Oh, but what about Lincoln Riley leaving Oklahoma? And isn’t it a bad look that Texas went 5-7 with Steve Sarkisian?
Riley leaving Oklahoma wasn’t necessarily the best look considering it was pretty obvious he felt like he couldn’t win a title in Norman. I’d spin that by saying he didn’t have the formula to recruit those elite trenches players, and it’s possible that Oklahoma actually becomes a more balanced team with Brent Venables running the show. But that’s perhaps a bit too spin zone-heavy, and I’ll instead just say let’s wait a couple of years to see what the post-Riley era looks like before making that determination.
As for Sarkisian going 5-7 in Year 1 and losing to Kansas, that’s like the new neighbor leaving out their trash cans an extra day. We’ll probably forget about that. We forgot that Nick Saban lost 4 SEC games in Year 1, and we never talk about Kirby Smart losing to Vanderbilt in Year 1. Neither of those coaches had stellar Year 1 showings, but they loaded up on recruiting talent amidst their struggles. With Ewers, Manning, a slew of incoming transfers and a No. 5 class in 2022, Sarkisian is already doing just that.

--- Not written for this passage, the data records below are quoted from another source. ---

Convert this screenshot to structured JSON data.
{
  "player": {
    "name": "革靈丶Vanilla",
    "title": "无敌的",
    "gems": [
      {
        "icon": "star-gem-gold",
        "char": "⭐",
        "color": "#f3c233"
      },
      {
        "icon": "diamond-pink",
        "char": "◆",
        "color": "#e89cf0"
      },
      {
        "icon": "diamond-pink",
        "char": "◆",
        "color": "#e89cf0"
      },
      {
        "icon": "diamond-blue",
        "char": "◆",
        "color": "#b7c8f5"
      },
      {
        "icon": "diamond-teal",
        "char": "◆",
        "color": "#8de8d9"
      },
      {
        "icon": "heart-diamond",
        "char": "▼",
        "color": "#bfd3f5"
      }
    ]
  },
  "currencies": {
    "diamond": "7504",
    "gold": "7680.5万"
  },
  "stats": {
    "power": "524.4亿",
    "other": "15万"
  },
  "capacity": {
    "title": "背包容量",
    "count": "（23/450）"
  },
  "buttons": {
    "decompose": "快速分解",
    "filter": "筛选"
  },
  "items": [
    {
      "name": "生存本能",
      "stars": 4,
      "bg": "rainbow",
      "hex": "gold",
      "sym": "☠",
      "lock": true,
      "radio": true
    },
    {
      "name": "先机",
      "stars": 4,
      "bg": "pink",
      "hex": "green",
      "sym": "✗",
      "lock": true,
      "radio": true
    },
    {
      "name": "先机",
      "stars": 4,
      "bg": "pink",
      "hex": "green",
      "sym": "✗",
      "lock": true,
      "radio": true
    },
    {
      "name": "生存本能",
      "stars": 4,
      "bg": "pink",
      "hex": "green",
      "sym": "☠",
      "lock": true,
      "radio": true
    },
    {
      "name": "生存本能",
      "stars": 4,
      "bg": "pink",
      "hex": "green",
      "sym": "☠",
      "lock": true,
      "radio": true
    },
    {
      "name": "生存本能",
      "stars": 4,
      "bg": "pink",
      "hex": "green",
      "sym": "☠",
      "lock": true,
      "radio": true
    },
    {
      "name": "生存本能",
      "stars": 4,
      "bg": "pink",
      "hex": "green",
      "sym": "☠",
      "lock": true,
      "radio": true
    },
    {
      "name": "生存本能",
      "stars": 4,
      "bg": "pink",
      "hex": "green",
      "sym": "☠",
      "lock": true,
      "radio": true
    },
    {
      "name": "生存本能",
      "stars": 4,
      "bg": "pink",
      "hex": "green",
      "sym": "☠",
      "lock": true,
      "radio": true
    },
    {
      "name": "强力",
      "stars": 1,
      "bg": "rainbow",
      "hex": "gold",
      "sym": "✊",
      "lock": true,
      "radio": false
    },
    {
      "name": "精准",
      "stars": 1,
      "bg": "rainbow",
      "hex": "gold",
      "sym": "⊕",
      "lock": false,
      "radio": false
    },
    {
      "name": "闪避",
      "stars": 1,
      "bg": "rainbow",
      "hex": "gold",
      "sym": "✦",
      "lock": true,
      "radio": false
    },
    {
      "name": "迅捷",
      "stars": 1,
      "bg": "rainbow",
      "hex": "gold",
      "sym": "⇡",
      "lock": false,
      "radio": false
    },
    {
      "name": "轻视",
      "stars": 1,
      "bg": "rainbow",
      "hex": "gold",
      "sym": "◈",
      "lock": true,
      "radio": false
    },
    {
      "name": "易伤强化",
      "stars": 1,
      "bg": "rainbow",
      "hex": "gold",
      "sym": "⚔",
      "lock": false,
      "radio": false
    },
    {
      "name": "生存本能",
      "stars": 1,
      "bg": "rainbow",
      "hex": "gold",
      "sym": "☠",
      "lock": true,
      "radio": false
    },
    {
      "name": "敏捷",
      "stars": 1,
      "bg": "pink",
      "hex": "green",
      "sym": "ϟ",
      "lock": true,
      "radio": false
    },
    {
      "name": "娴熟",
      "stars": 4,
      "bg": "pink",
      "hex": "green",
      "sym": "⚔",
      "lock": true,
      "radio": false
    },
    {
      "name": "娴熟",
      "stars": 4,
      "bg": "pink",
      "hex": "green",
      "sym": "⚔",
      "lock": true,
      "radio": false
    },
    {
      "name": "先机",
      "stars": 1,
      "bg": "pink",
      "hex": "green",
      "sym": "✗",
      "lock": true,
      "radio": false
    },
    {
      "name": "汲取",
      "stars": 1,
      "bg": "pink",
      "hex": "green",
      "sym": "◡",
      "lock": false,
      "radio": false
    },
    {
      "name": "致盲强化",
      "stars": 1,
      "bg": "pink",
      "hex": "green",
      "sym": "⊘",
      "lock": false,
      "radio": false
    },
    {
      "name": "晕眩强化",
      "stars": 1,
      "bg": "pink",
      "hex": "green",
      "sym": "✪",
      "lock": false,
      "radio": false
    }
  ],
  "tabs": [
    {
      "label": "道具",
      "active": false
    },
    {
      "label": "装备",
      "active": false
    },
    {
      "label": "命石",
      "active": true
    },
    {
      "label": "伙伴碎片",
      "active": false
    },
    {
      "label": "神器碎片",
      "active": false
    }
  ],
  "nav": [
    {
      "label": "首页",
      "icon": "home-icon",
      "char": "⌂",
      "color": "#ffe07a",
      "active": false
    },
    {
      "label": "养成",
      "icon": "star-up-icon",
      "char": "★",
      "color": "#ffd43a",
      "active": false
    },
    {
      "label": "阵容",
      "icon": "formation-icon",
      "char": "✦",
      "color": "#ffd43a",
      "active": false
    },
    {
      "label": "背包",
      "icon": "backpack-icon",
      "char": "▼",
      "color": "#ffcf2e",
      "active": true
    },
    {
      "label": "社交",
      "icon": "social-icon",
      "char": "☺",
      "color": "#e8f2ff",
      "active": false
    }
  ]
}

Obviously, there’s a chance that Ewers never plays in the SEC (he’s draft-eligible after the 2023 season) and Manning could only have 1 year in the conference his uncles and grandpa dominated. Still, those 2 are going to have as big a say as anyone as to whether Texas will be able to keep its head above water whenever that move happens. Landing the 2 highest-rated quarterback recruits of the 21st century is, by all accounts, a step in the right direction.
(Yes, I realize Arch hasn’t signed yet. I also realize that Vince Young is technically tied with those 2 as the highest-rated quarterback recruits of the 247sports era. You get what I’m saying.)
Keep in mind that Texas doesn’t have to win national titles to show its worth to the SEC. Recruiting at a high level, not getting embarrassed by Maryland in nonconference play and being in the mix still go a long way.
But let’s back up because as much as football moves the needle, seeing Texas and Oklahoma dominate the 2 biggest revenue spring sports was certainly a plus.
Alo was the face of this new, home-run fueled era of college softball. She ended her career as an Oklahoma/college softball legend who helped grow the sport in tremendous ways. Oklahoma baseball might not have had that type of lasting impact within the sport, but getting to the College World Series finals certainly suggested that the Sooners will be just fine joining the SEC’s ever-growing baseball brand. (The Sooners have won 2 CWS titles, by the way. Texas has 6, which matches SEC-leader LSU. Vandy and South Carolina are the only other SEC teams with multiple CWS crowns; both have 2.)
Neither Texas nor OU’s men’s basketball program did anything remarkable since the ink dried on that SEC contract, but it’s also worth bringing up that it was Year 1 for Porter Moser and Chris Beard. I mean, Beard is making $5 million and he just signed the No. 3 class in America. The Longhorns have every intention of trying to become a basketball force nationally, which will only help the SEC as it continues to try and grow its hoops brand.
With all due respect to A&M and Mizzou, both of which had top-5 finishes in football within 2 years of joining the SEC, Oklahoma and Texas will enter the conference with more to offer across the big revenue sports. To A&M’s credit, it now spends like an SEC power (no other university in the country filled all of its 4 major coaching vacancies with sitting Power 5 head coaches). If the Aggies have it their way, they’ll make Texas the butt of the joke upon arrival.
What’s undeniable is that a year into their courtship, Oklahoma and Texas both appear like they’re making proper preparations ahead of their move.
The SEC’s Casserole Carols and Side-eye Steves won’t have a chance to truly observe their new neighbors up close for a little while. I guess in this scenario, Oklahoma and Texas bought the plot of land and their SEC houses are in the process of being built.
So far, that foundation looks about as solid as Carol and Steve could’ve hoped for.